La directive (UE) 2024/1799 du Parlement européen et du Conseil du 13 juin 2024 établit des règles communes pour promouvoir la réparation des biens dans l’Union européenne. Elle vise à renforcer le marché intérieur tout en favorisant une consommation durable et en garantissant un haut niveau de protection des consommateurs et de l’environnement.
Cette directive introduit un formulaire européen d’information sur la réparation, que les réparateurs peuvent fournir aux consommateurs sur une base volontaire. Ce formulaire standardisé inclut des informations essentielles telles que le prix, le délai de réparation, et les services accessoires. Les réparateurs ne peuvent pas modifier les conditions indiquées dans ce formulaire pendant une période minimale de 30 jours, assurant ainsi une transparence et une sécurité juridique accrues pour les consommateurs.
Elle impose également aux fabricants une obligation de réparer les biens pour lesquels des exigences de réparabilité sont prévues par des actes juridiques de l’Union. Cette obligation s’applique même en dehors de la période de garantie légale et concerne les fabricants établis tant à l’intérieur qu’à l’extérieur de l’Union. Les fabricants doivent fournir des informations claires sur leurs services de réparation et ne peuvent pas refuser une réparation au seul motif qu’elle a été effectuée précédemment par un autre réparateur.
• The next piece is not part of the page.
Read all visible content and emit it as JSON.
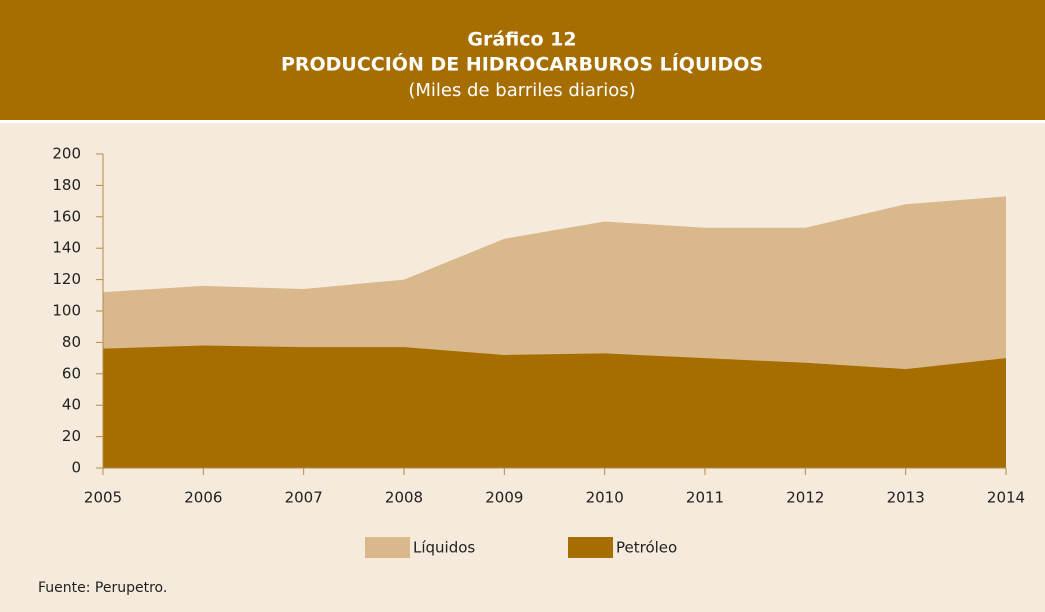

Pour faciliter l’accès aux services de réparation, une plateforme européenne en ligne pour la réparation sera mise en place. Cette plateforme permettra aux consommateurs de trouver des réparateurs, des vendeurs de biens reconditionnés, et d’autres services liés à la réparation. Les États membres peuvent créer des sections nationales sur cette plateforme ou maintenir leurs propres plateformes nationales, sous réserve de respecter certaines conditions.
La directive modifie également la directive (UE) 2019/771 pour encourager la réparation dans le cadre de la responsabilité du vendeur. Elle introduit une prolongation de 12 mois de la garantie légale en cas de réparation choisie par le consommateur, incitant ainsi à opter pour la réparation plutôt que le remplacement. Les États membres sont tenus de prendre au moins une mesure pour promouvoir la réparation, qu’elle soit financière ou non financière, et doivent informer la Commission de ces mesures.
Enfin, les États membres doivent prévoir des sanctions effectives, proportionnées et dissuasives en cas de non-respect des dispositions de la directive. Ils doivent également informer les consommateurs de leurs droits et des moyens de les faire valoir.